Meeting one of his major election promises, Obama announced end to years of tax incentives to those US companies which create jobs overseas in places like Bangalore.
Instead, the incentives would now go to those creating jobs inside the US, in places like the Buffalo city - bordering Canada in upstate New York.
"We will stop letting American companies that create jobs overseas take deductions on their expenses when they do not pay any American taxes on their profits," Obama said at White House announcing the international tax policy reform.
"We will use the savings to give tax cuts to companies that are investing in research and development here at home so that we can jump start job creation, foster innovation, and enhance America's competitiveness," Obama said.
The new tax laws are expected to majorly hit countries like India, China and Philippines, where US companies have been outsourcing their work.
Hitting hard at the current taxation system, to which he had been very critical since his election days and as a Senator, Obama said: "It's a tax code that says you should pay lower taxes if you create a job in Bangalore,
India, than if you create one in Buffalo, New York."
Reiterating his campaign rhetoric, the US President said: "The way we make our businesses competitive is not to reward American companies operating overseas with a roughly two per cent tax rate on foreign profits; a rate that costs taxpayers tens of billions of dollars a year."
Obama said he wants US companies to remain most competitive in the world. "But the way to make sure that happens is not to reward our companies for moving jobs off our shores or transferring profits to overseas tax havens," he argued.
Announcing a set of proposals to crack down on illegal overseas tax evasion, close loopholes, and make it more profitable for companies to create jobs here in the US, Obama said his series of tax reforms would save USD 210 billion in the next 10 years.

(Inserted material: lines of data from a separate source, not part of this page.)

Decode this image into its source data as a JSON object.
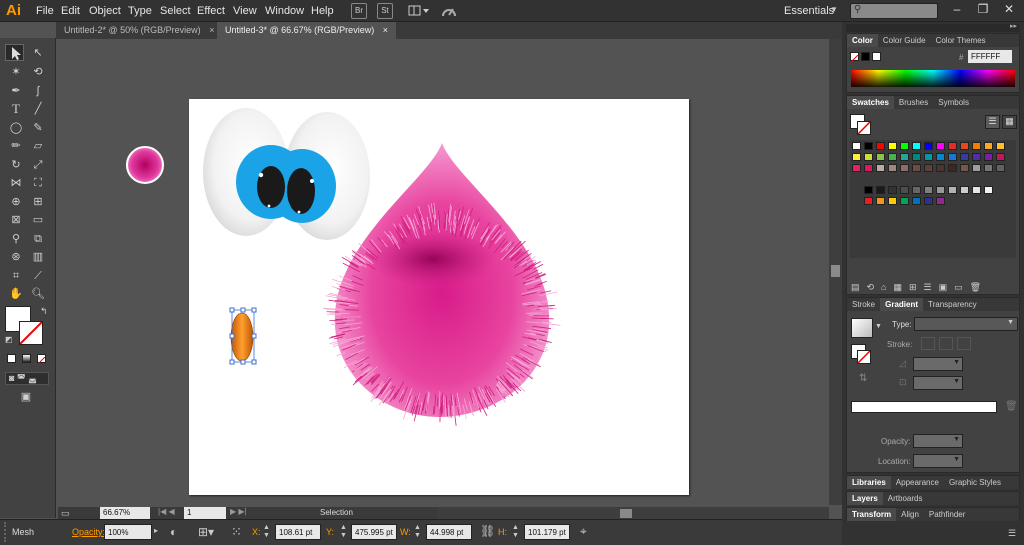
{
  "app": {
    "logo": "Ai",
    "workspace": "Essentials"
  },
  "menu": [
    "File",
    "Edit",
    "Object",
    "Type",
    "Select",
    "Effect",
    "View",
    "Window",
    "Help"
  ],
  "menu_buttons": [
    "Br",
    "St"
  ],
  "tabs": [
    {
      "label": "Untitled-2* @ 50% (RGB/Preview)",
      "active": false
    },
    {
      "label": "Untitled-3* @ 66.67% (RGB/Preview)",
      "active": true
    }
  ],
  "tab_close": "×",
  "status": {
    "zoom": "66.67%",
    "page": "1",
    "tool": "Selection"
  },
  "control": {
    "mode": "Mesh",
    "opacity_label": "Opacity:",
    "opacity_value": "100%",
    "x_label": "X:",
    "x_value": "108.61 pt",
    "y_label": "Y:",
    "y_value": "475.995 pt",
    "w_label": "W:",
    "w_value": "44.998 pt",
    "h_label": "H:",
    "h_value": "101.179 pt"
  },
  "color_panel": {
    "tabs": [
      "Color",
      "Color Guide",
      "Color Themes"
    ],
    "hex_label": "#",
    "hex_value": "FFFFFF"
  },
  "swatches_panel": {
    "tabs": [
      "Swatches",
      "Brushes",
      "Symbols"
    ]
  },
  "gradient_panel": {
    "tabs": [
      "Stroke",
      "Gradient",
      "Transparency"
    ],
    "type_label": "Type:",
    "stroke_label": "Stroke:",
    "opacity_label": "Opacity:",
    "location_label": "Location:"
  },
  "bottom_tabs": [
    [
      "Libraries",
      "Appearance",
      "Graphic Styles"
    ],
    [
      "Layers",
      "Artboards"
    ],
    [
      "Transform",
      "Align",
      "Pathfinder"
    ]
  ],
  "colors": {
    "accent_orange": "#ff9a00",
    "fur_pink": "#e0389f",
    "eye_blue": "#1aa3e6"
  },
  "swatch_rows": [
    [
      "#ffffff",
      "#000000",
      "#ff0000",
      "#ffff00",
      "#00ff00",
      "#00ffff",
      "#0000ff",
      "#ff00ff",
      "#e52a2a",
      "#e64a19",
      "#f57c00",
      "#f9a825",
      "#fbc02d"
    ],
    [
      "#ffeb3b",
      "#cddc39",
      "#8bc34a",
      "#4caf50",
      "#26a69a",
      "#00897b",
      "#0097a7",
      "#0288d1",
      "#1976d2",
      "#303f9f",
      "#512da8",
      "#7b1fa2",
      "#c2185b"
    ],
    [
      "#e91e63",
      "#d81b60",
      "#bcaaa4",
      "#a1887f",
      "#8d6e63",
      "#6d4c41",
      "#5d4037",
      "#4e342e",
      "#3e2723",
      "#795548",
      "#9e9e9e",
      "#757575",
      "#616161"
    ]
  ],
  "gray_row": [
    "#000000",
    "#1a1a1a",
    "#333333",
    "#4d4d4d",
    "#666666",
    "#808080",
    "#999999",
    "#b3b3b3",
    "#cccccc",
    "#e6e6e6",
    "#f2f2f2"
  ],
  "bright_row": [
    "#ed1c24",
    "#f7941d",
    "#ffcb05",
    "#00a651",
    "#0072bc",
    "#2e3192",
    "#92278f"
  ]
}
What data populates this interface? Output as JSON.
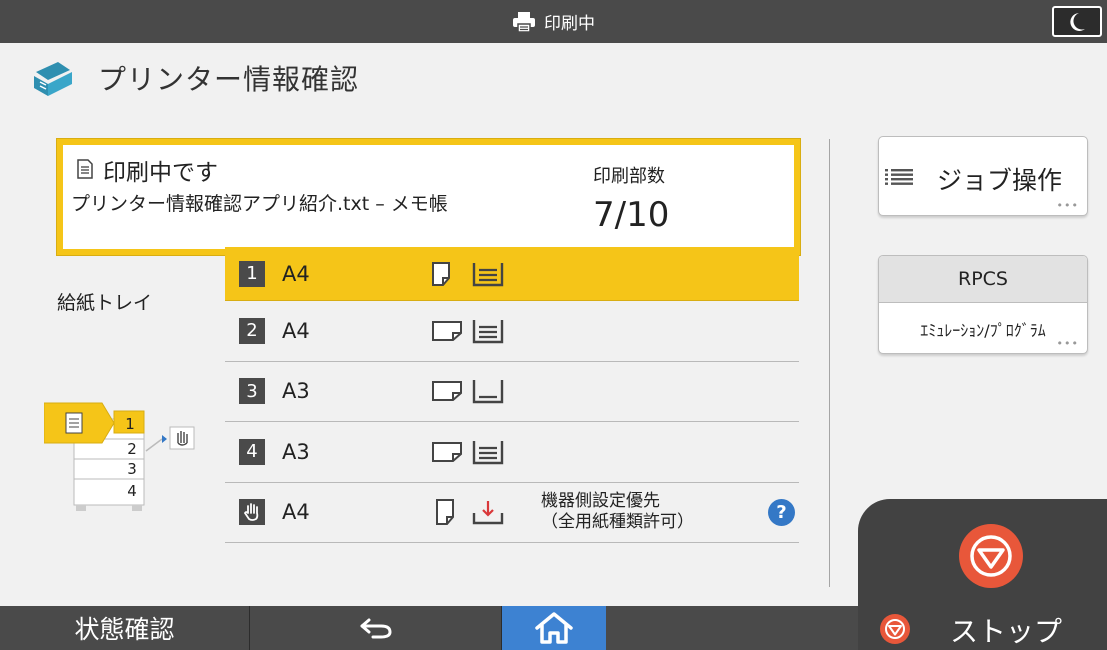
{
  "topbar": {
    "status": "印刷中",
    "status_icon": "printer-icon",
    "night_icon": "moon-icon"
  },
  "header": {
    "title": "プリンター情報確認",
    "icon": "printer-app-icon"
  },
  "job": {
    "status": "印刷中です",
    "file": "プリンター情報確認アプリ紹介.txt – メモ帳",
    "copies_label": "印刷部数",
    "copies": "7/10"
  },
  "tray_label": "給紙トレイ",
  "trays": [
    {
      "num": "1",
      "size": "A4"
    },
    {
      "num": "2",
      "size": "A4"
    },
    {
      "num": "3",
      "size": "A3"
    },
    {
      "num": "4",
      "size": "A3"
    },
    {
      "num": "",
      "size": "A4",
      "note_1": "機器側設定優先",
      "note_2": "（全用紙種類許可）"
    }
  ],
  "tray_illus": {
    "trays": [
      "1",
      "2",
      "3",
      "4"
    ]
  },
  "job_button": "ジョブ操作",
  "rpcs": {
    "title": "RPCS",
    "sub": "ｴﾐｭﾚｰｼｮﾝ/ﾌﾟﾛｸﾞﾗﾑ"
  },
  "bottom": {
    "status_check": "状態確認",
    "stop": "ストップ"
  },
  "colors": {
    "accent": "#f5c518",
    "bar": "#4a4a4a",
    "home": "#3d82d2",
    "stop": "#e8573a"
  }
}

Under new measures, American companies would also have to disclose before the IRS details of the income American citizens are generating in overseas accounts. "For years, we've talked about stopping Americans from illegally hiding their money overseas, and getting tough with the financial institutions that let them get away with it," he said.

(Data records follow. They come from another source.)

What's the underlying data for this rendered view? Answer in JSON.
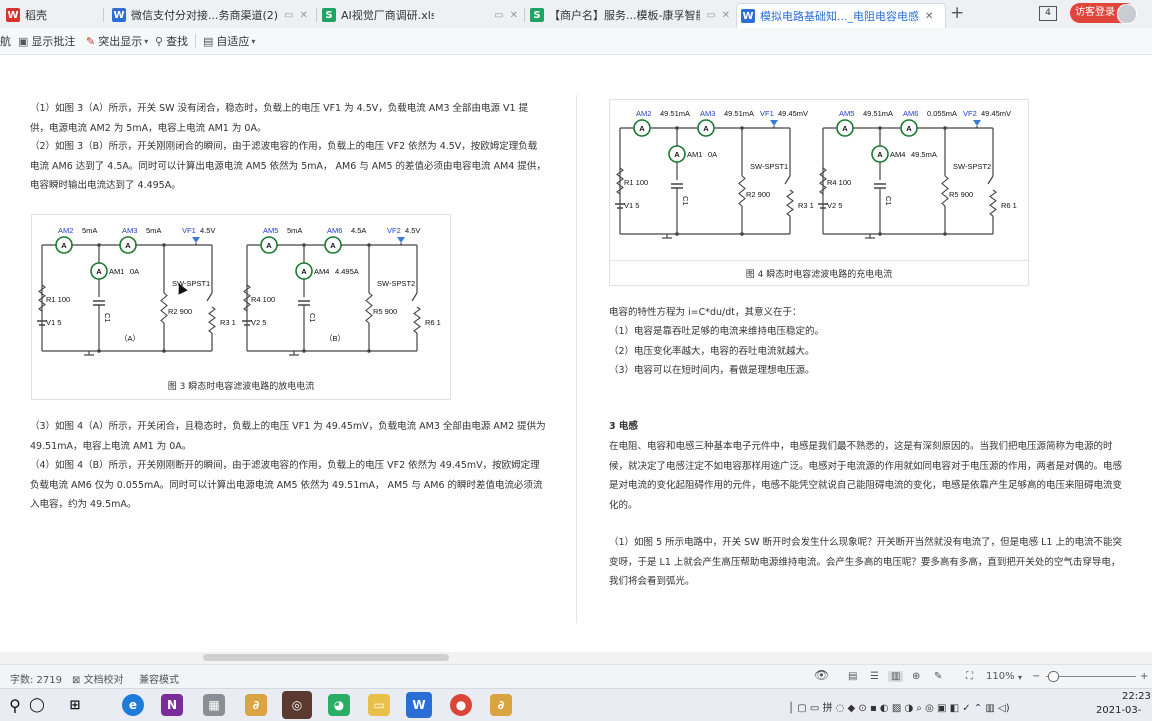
{
  "tabs": [
    {
      "label": "稻壳",
      "icon": "wps-logo-icon",
      "color": "#d9342b",
      "glyph": "W"
    },
    {
      "label": "微信支付分对接...务商渠道(2)",
      "icon": "word-doc-icon",
      "color": "#2b6fd6",
      "glyph": "W"
    },
    {
      "label": "AI视觉厂商调研.xls",
      "icon": "excel-sheet-icon",
      "color": "#21a366",
      "glyph": "S"
    },
    {
      "label": "【商户名】服务...模板-康孚智能",
      "icon": "excel-sheet-icon",
      "color": "#21a366",
      "glyph": "S"
    },
    {
      "label": "模拟电路基础知..._电阻电容电感",
      "icon": "word-doc-icon",
      "color": "#2b6fd6",
      "glyph": "W"
    }
  ],
  "tabbar_right": {
    "new_tab": "+",
    "count": "4",
    "login": "访客登录"
  },
  "toolbar": {
    "nav": "航",
    "comments": "显示批注",
    "highlight": "突出显示",
    "find": "查找",
    "fit": "自适应"
  },
  "left_paras": [
    "（1）如图 3（A）所示，开关 SW 没有闭合，稳态时，负载上的电压 VF1 为 4.5V，负载电流 AM3 全部由电源 V1 提供，电源电流 AM2 为 5mA，电容上电流 AM1 为 0A。",
    "（2）如图 3（B）所示，开关刚刚闭合的瞬间，由于滤波电容的作用，负载上的电压 VF2 依然为 4.5V，按欧姆定理负载电流 AM6 达到了 4.5A。同时可以计算出电源电流 AM5 依然为 5mA， AM6 与 AM5 的差值必须由电容电流 AM4 提供，电容瞬时输出电流达到了 4.495A。",
    "（3）如图 4（A）所示，开关闭合，且稳态时，负载上的电压 VF1 为 49.45mV，负载电流 AM3 全部由电源 AM2 提供为 49.51mA，电容上电流 AM1 为 0A。",
    "（4）如图 4（B）所示，开关刚刚断开的瞬间，由于滤波电容的作用，负载上的电压 VF2 依然为 49.45mV，按欧姆定理负载电流 AM6 仅为 0.055mA。同时可以计算出电源电流 AM5 依然为 49.51mA， AM5 与 AM6 的瞬时差值电流必须流入电容，约为 49.5mA。"
  ],
  "fig3": {
    "caption": "图 3 瞬态时电容滤波电路的放电电流",
    "a": {
      "src_meter": "AM2",
      "src_val": "5mA",
      "load_meter": "AM3",
      "load_val": "5mA",
      "vf": "VF1",
      "vf_val": "4.5V",
      "cap_meter": "AM1",
      "cap_val": "0A",
      "r1": "R1 100",
      "vs": "V1 5",
      "r2": "R2 900",
      "sw": "SW-SPST1",
      "r3": "R3 1",
      "tag": "（A）"
    },
    "b": {
      "src_meter": "AM5",
      "src_val": "5mA",
      "load_meter": "AM6",
      "load_val": "4.5A",
      "vf": "VF2",
      "vf_val": "4.5V",
      "cap_meter": "AM4",
      "cap_val": "4.495A",
      "r1": "R4 100",
      "vs": "V2 5",
      "r2": "R5 900",
      "sw": "SW-SPST2",
      "r3": "R6 1",
      "tag": "（B）"
    },
    "cap_label": "C1"
  },
  "fig4": {
    "caption": "图 4 瞬态时电容滤波电路的充电电流",
    "a": {
      "src_meter": "AM2",
      "src_val": "49.51mA",
      "load_meter": "AM3",
      "load_val": "49.51mA",
      "vf": "VF1",
      "vf_val": "49.45mV",
      "cap_meter": "AM1",
      "cap_val": "0A",
      "r1": "R1 100",
      "vs": "V1 5",
      "r2": "R2 900",
      "sw": "SW-SPST1",
      "r3": "R3 1",
      "tag": ""
    },
    "b": {
      "src_meter": "AM5",
      "src_val": "49.51mA",
      "load_meter": "AM6",
      "load_val": "0.055mA",
      "vf": "VF2",
      "vf_val": "49.45mV",
      "cap_meter": "AM4",
      "cap_val": "49.5mA",
      "r1": "R4 100",
      "vs": "V2 5",
      "r2": "R5 900",
      "sw": "SW-SPST2",
      "r3": "R6 1",
      "tag": ""
    },
    "cap_label": "C1"
  },
  "right_paras": {
    "intro": "电容的特性方程为 i=C*du/dt，其意义在于：",
    "items": [
      "（1）电容是靠吞吐足够的电流来维持电压稳定的。",
      "（2）电压变化率越大，电容的吞吐电流就越大。",
      "（3）电容可以在短时间内，看做是理想电压源。"
    ],
    "heading": "3 电感",
    "body": "在电阻、电容和电感三种基本电子元件中，电感是我们最不熟悉的，这是有深刻原因的。当我们把电压源简称为电源的时候，就决定了电感注定不如电容那样用途广泛。电感对于电流源的作用就如同电容对于电压源的作用，两者是对偶的。电感是对电流的变化起阻碍作用的元件，电感不能凭空就说自己能阻碍电流的变化，电感是依靠产生足够高的电压来阻碍电流变化的。",
    "body2": "（1）如图 5 所示电路中，开关 SW 断开时会发生什么现象呢？开关断开当然就没有电流了，但是电感 L1 上的电流不能突变呀，于是 L1 上就会产生高压帮助电源维持电流。会产生多高的电压呢？要多高有多高，直到把开关处的空气击穿导电，我们将会看到弧光。"
  },
  "status": {
    "word_count": "字数: 2719",
    "proof": "文档校对",
    "compat": "兼容模式",
    "zoom": "110%",
    "minus": "−",
    "plus": "+"
  },
  "taskbar": {
    "time": "22:23",
    "date": "2021-03-"
  },
  "colors": {
    "wire": "#444444",
    "meter": "#1a7a2e",
    "label_blue": "#1f3fbf",
    "tabbar": "#eef0f3"
  }
}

International tax reform shifts incentives from offshore job creation to domestic R&D and enhanced disclosure obligations. International tax reforms reallocate incentives from overseas job creation to domestic investment by discontinuing deductions and preferential treatment for companies creating jobs abroad, while introducing incentives for domestic research and development and hiring. The measures target profit shifting and low tax treatment of foreign profits, and impose enhanced reporting and disclosure obligations on income generated by US persons in foreign accounts to combat cross border tax evasion and close related loopholes.Press 'Enter' after typing page number.